The A-list of tourist destinations thrive on their history, uniqueness, beauty and immutability. Which is precisely what makes them so deadly
Even when I lived there, the north London dinner party was, thankfully, not my natural habitat. And now I live near the Thames. Nevertheless, I do still have friends in those distant parts and thus, every so often, I find myself having to compete in the trials of cultural one-upmanship that appear to be the raison d'être of this ritual.

Trials? I wonder whether show-trials wouldn't be more apt. Although I'm usually able to conduct myself without suffering too much ignominy, I retain the ability to put my foot in it. Take the other evening when the conversation turned to Venice. Ah, Venice. Watery, famous Venice. I've never been there. And I happened to say so. Not out of pride, not out of perversity, but merely in passing. The capacity of this casual admission to prompt a rich mix of reactions cannot be exaggerated. Incredulity swept over the table. You're not in earnest? You must be joking. Then pity crept in – poor you, never been to north-east Italy's most beautiful city? Suppressed anger bubbled under the surface (how dare I sully this table if I've never visited Venice?), mixed with concern, almost alarm, for my philistinism. And so on. I was the culprit in a modern Bateman cartoon. Why haven't you been to Venice?

I then made the mistake of replying with a list of some of the better known Italian cities I have been to: Turin, Milan, Genoa, Florence, Siena, Rome, Naples, Bari, Catania, Syracuse. This simply compounded things. The point I had missed – and it had, genuinely, never occurred to me – is that the bien pensant tourist (who dignifies him or herself as a "traveller") has every right to visit such left-field destinations as Bari and Turin but only after acquaintance has been made with the fully accredited first-division sites.

When a place’s fabric is more precious than its everyday life, that place is in stasis, and so in trouble

Itineraries are there to be conformed to. Parochially this means Bath, Edinburgh, York, Stonehenge. These places have to be ticked off before you can even think of catching a train to Durham or Sheffield. To fail in this regard is akin to boasting that one has never read Shakespeare but keep the complete works of John Clare on your bedside table; or that you have never listened to Beethoven but adore Vaughan Williams: there are classic sites – and then there are the rest.
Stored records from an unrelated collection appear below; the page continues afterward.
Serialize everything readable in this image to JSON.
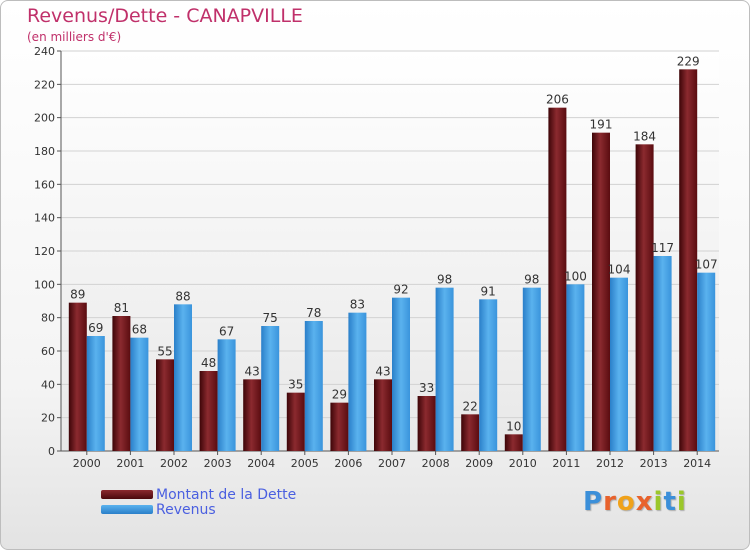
{
  "header": {
    "title": "Revenus/Dette - CANAPVILLE",
    "subtitle": "(en milliers d'€)"
  },
  "colors": {
    "dette": "#7a1a1f",
    "revenus": "#3f9be0",
    "title": "#c0306a",
    "legend_text": "#4a5fe0"
  },
  "chart_data": {
    "type": "bar",
    "categories": [
      "2000",
      "2001",
      "2002",
      "2003",
      "2004",
      "2005",
      "2006",
      "2007",
      "2008",
      "2009",
      "2010",
      "2011",
      "2012",
      "2013",
      "2014"
    ],
    "series": [
      {
        "name": "Montant de la Dette",
        "values": [
          89,
          81,
          55,
          48,
          43,
          35,
          29,
          43,
          33,
          22,
          10,
          206,
          191,
          184,
          229
        ]
      },
      {
        "name": "Revenus",
        "values": [
          69,
          68,
          88,
          67,
          75,
          78,
          83,
          92,
          98,
          91,
          98,
          100,
          104,
          117,
          107
        ]
      }
    ],
    "title": "Revenus/Dette - CANAPVILLE",
    "ylabel": "(en milliers d'€)",
    "ylim": [
      0,
      240
    ],
    "yticks": [
      0,
      20,
      40,
      60,
      80,
      100,
      120,
      140,
      160,
      180,
      200,
      220,
      240
    ],
    "grid": true,
    "legend_position": "bottom-left"
  },
  "legend": {
    "items": [
      {
        "label": "Montant de la Dette"
      },
      {
        "label": "Revenus"
      }
    ]
  },
  "branding": {
    "logo_letters": [
      "P",
      "r",
      "o",
      "x",
      "i",
      "t",
      "i"
    ],
    "logo_colors": [
      "#3b8fd9",
      "#e8622c",
      "#f0a21a",
      "#e8622c",
      "#9bc72a",
      "#3b8fd9",
      "#9bc72a"
    ]
  }
}
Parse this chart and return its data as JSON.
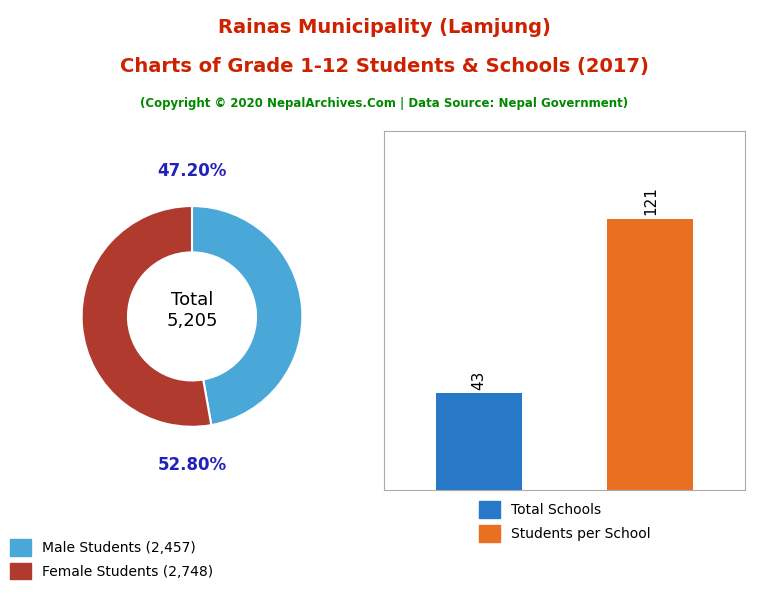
{
  "title_line1": "Rainas Municipality (Lamjung)",
  "title_line2": "Charts of Grade 1-12 Students & Schools (2017)",
  "subtitle": "(Copyright © 2020 NepalArchives.Com | Data Source: Nepal Government)",
  "title_color": "#cc2200",
  "subtitle_color": "#008800",
  "donut_values": [
    2457,
    2748
  ],
  "donut_colors": [
    "#4aa8d8",
    "#b03a2e"
  ],
  "donut_labels": [
    "47.20%",
    "52.80%"
  ],
  "donut_label_color": "#2222bb",
  "donut_center_text": "Total\n5,205",
  "legend_labels": [
    "Male Students (2,457)",
    "Female Students (2,748)"
  ],
  "bar_values": [
    43,
    121
  ],
  "bar_colors": [
    "#2878c8",
    "#e87020"
  ],
  "bar_labels": [
    "43",
    "121"
  ],
  "bar_legend_labels": [
    "Total Schools",
    "Students per School"
  ],
  "background_color": "#ffffff"
}
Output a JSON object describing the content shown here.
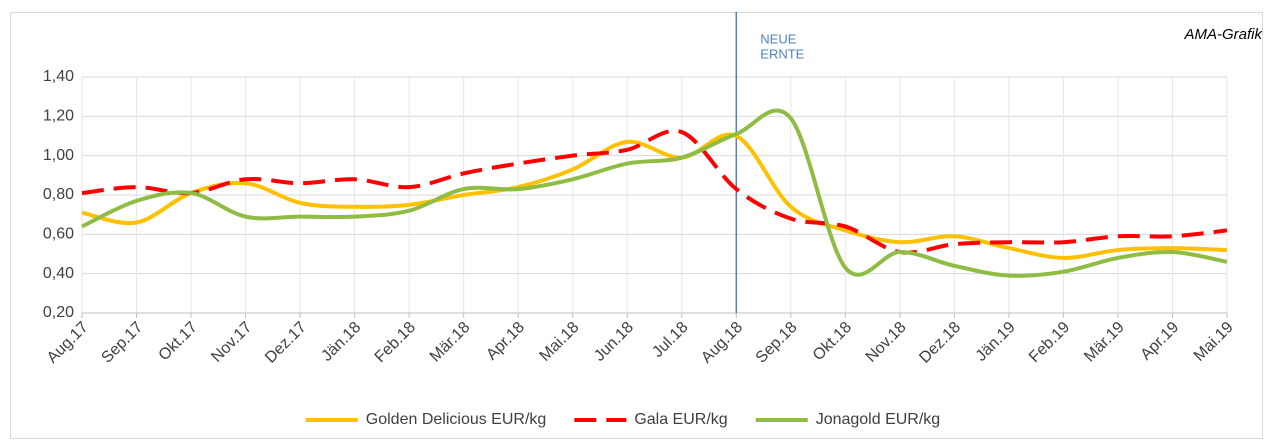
{
  "chart_data": {
    "type": "line",
    "categories": [
      "Aug.17",
      "Sep.17",
      "Okt.17",
      "Nov.17",
      "Dez.17",
      "Jän.18",
      "Feb.18",
      "Mär.18",
      "Apr.18",
      "Mai.18",
      "Jun.18",
      "Jul.18",
      "Aug.18",
      "Sep.18",
      "Okt.18",
      "Nov.18",
      "Dez.18",
      "Jän.19",
      "Feb.19",
      "Mär.19",
      "Apr.19",
      "Mai.19"
    ],
    "series": [
      {
        "name": "Golden Delicious EUR/kg",
        "color": "#ffc000",
        "dash": "solid",
        "values": [
          0.71,
          0.66,
          0.81,
          0.86,
          0.76,
          0.74,
          0.75,
          0.8,
          0.84,
          0.93,
          1.07,
          0.99,
          1.1,
          0.74,
          0.62,
          0.56,
          0.59,
          0.53,
          0.48,
          0.52,
          0.53,
          0.52
        ]
      },
      {
        "name": "Gala EUR/kg",
        "color": "#ff0000",
        "dash": "dashed",
        "values": [
          0.81,
          0.84,
          0.81,
          0.88,
          0.86,
          0.88,
          0.84,
          0.91,
          0.96,
          1.0,
          1.03,
          1.12,
          0.83,
          0.68,
          0.64,
          0.51,
          0.55,
          0.56,
          0.56,
          0.59,
          0.59,
          0.62
        ]
      },
      {
        "name": "Jonagold EUR/kg",
        "color": "#8fbc45",
        "dash": "solid",
        "values": [
          0.64,
          0.77,
          0.81,
          0.69,
          0.69,
          0.69,
          0.72,
          0.83,
          0.83,
          0.88,
          0.96,
          0.99,
          1.11,
          1.19,
          0.43,
          0.51,
          0.44,
          0.39,
          0.41,
          0.48,
          0.51,
          0.46
        ]
      }
    ],
    "ylim": [
      0.2,
      1.4
    ],
    "yticks": [
      {
        "value": 0.2,
        "label": "0,20"
      },
      {
        "value": 0.4,
        "label": "0,40"
      },
      {
        "value": 0.6,
        "label": "0,60"
      },
      {
        "value": 0.8,
        "label": "0,80"
      },
      {
        "value": 1.0,
        "label": "1,00"
      },
      {
        "value": 1.2,
        "label": "1,20"
      },
      {
        "value": 1.4,
        "label": "1,40"
      }
    ],
    "grid": true,
    "legend": "bottom",
    "marker_category": "Aug.18",
    "marker_label": [
      "NEUE",
      "ERNTE"
    ],
    "source": "AMA-Grafik"
  }
}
My clearly quaint belief is that it is from the rest that we have something to learn. Why? Because classic sites tend to uniqueness. They are very likely sui generis. They cannot but shout about how special they are, how different, how caught in their magnificent past. They are trapped in the amber of heritage and the aspic of history. Beauty is their burden. Monumentality is their undoing. When a place's fabric is more precious than its everyday life, that place is in stasis, and so in trouble. Its livelihood comes to depend on its immutability – which is the very obverse of the quality that is a living city's fuel. Its options for reinvention are limited. It is obliged to live off its past. The coarser fabric of non-touristic cities is appealing because they are susceptible to the often crude stratagems of renewal and regeneration and speculation.